My parents and the teachers knew I was being bullied. Those girls, (they know who they are and I hope one day they will read this), you took away something precious to me, you stole part of my childhood. You made me feel that my life was not worth living.

These girls made me feel fear; I was 13 and afraid to go to school because of them. I had begun to play truant as much as I could. I moved to live with my father at this age too; he was drinking heavily and had a new partner who didn’t like me much.

School was an escape for me, yet the bullies also took that safe place away too. The school should have had trained teachers, in childhood depression, more than in any National Curriculum lesson.

Tormented, called names pushed and mentally abused. What did I ever do to make these girls hate me? Feeling an outsider, nobody dared to be friends with me, sitting alone in the dining hall, eyes down, looking always at the floor as I walked.

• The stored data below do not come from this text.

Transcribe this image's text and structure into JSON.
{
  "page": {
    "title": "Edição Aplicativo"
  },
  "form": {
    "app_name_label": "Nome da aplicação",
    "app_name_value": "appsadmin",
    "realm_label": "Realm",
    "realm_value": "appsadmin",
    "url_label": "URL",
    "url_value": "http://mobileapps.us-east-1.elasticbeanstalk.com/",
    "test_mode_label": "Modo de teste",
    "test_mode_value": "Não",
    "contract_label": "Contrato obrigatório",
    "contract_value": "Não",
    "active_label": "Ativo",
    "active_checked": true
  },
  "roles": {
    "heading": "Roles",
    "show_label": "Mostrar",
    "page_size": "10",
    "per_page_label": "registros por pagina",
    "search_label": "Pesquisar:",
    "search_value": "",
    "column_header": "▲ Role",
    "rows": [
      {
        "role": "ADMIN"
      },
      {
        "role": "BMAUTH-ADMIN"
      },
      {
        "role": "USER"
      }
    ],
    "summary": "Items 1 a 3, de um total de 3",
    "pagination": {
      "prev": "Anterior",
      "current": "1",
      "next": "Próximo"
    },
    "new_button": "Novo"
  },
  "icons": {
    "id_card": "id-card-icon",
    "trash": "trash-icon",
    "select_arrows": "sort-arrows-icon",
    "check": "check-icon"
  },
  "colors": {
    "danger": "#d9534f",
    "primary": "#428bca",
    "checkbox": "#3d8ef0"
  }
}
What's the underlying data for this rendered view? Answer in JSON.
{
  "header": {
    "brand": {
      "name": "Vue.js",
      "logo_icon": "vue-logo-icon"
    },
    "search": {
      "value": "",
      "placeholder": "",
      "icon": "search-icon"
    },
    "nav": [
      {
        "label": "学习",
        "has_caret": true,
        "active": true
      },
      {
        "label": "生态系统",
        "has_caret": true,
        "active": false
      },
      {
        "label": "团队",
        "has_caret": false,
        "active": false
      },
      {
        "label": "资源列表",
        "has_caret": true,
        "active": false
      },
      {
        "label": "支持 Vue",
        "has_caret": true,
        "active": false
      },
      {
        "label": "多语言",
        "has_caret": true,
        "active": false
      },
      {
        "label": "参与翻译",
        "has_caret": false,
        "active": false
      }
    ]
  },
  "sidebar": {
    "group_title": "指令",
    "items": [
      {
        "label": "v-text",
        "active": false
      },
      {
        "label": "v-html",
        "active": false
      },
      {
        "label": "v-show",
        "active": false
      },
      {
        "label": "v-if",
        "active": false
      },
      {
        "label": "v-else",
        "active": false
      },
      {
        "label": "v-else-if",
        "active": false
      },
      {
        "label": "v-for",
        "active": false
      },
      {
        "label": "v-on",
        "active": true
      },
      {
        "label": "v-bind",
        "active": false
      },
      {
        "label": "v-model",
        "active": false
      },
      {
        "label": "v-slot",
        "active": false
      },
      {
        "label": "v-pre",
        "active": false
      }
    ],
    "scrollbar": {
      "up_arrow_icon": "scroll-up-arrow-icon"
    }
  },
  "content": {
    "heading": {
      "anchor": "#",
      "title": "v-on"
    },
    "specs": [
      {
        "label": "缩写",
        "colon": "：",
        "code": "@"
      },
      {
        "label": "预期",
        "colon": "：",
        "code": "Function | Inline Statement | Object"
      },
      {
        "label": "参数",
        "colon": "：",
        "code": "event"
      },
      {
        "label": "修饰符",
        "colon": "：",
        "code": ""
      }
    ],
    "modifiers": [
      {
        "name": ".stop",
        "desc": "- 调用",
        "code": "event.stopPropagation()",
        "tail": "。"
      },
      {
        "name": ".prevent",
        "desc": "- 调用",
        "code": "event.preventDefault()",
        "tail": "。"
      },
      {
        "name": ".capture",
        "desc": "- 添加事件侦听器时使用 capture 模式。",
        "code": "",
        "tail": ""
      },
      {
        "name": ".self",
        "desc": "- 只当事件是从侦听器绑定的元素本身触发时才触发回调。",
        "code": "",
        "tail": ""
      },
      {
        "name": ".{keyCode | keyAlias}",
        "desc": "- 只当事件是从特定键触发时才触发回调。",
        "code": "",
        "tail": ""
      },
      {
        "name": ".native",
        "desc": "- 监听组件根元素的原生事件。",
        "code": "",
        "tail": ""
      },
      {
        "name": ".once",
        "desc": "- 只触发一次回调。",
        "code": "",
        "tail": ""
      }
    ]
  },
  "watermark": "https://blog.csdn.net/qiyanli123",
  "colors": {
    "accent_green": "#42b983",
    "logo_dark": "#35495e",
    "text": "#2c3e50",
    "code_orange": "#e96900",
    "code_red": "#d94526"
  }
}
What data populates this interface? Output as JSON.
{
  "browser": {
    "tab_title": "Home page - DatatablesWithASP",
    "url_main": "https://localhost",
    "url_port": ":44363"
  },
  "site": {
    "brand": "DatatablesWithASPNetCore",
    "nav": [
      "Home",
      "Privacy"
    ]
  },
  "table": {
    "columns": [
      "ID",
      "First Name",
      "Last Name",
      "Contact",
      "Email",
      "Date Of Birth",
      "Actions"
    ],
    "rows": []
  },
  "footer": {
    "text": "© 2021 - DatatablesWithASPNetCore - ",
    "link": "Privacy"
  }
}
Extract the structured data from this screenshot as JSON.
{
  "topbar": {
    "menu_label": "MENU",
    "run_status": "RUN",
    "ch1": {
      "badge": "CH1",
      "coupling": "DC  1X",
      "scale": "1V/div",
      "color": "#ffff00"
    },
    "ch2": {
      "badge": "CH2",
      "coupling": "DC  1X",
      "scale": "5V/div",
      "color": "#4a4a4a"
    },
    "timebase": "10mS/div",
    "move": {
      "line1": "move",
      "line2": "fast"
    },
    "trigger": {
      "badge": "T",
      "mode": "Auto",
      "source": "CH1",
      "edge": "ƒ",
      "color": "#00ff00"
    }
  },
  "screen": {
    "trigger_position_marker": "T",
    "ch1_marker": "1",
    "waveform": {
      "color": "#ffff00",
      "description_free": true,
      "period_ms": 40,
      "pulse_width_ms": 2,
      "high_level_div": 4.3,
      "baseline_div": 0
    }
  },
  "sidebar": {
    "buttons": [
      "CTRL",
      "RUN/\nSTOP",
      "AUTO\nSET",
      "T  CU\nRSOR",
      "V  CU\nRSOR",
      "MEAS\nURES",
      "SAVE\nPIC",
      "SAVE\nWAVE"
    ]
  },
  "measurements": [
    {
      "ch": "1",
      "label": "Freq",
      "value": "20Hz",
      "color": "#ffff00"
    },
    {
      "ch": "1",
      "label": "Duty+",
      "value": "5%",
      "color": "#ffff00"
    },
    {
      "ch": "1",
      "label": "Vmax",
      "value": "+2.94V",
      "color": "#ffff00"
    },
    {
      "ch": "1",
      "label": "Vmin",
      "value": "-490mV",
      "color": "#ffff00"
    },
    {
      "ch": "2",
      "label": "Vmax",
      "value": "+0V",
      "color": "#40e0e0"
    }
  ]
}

Not good enough to look forward, I knew my place, at the back of the line.

My anger lies with my parents, the teachers and other adults who were around me at that time. Why did nobody see how depressed I was? Why did nobody stop these girls? Why did I allow them to do this to me?

It scares me that my eldest daughter is the same age now as I was then, that my life with mental illness started at such a young age. I am thankful to an extent, for the knowledge I do know because of my mental illness.

Childhood depression is never to be passed off as just the hormones, if you suspect your child is depressed then fight for support. Some GP’s are eager to put it down to the age. I know different, childhood depression kills.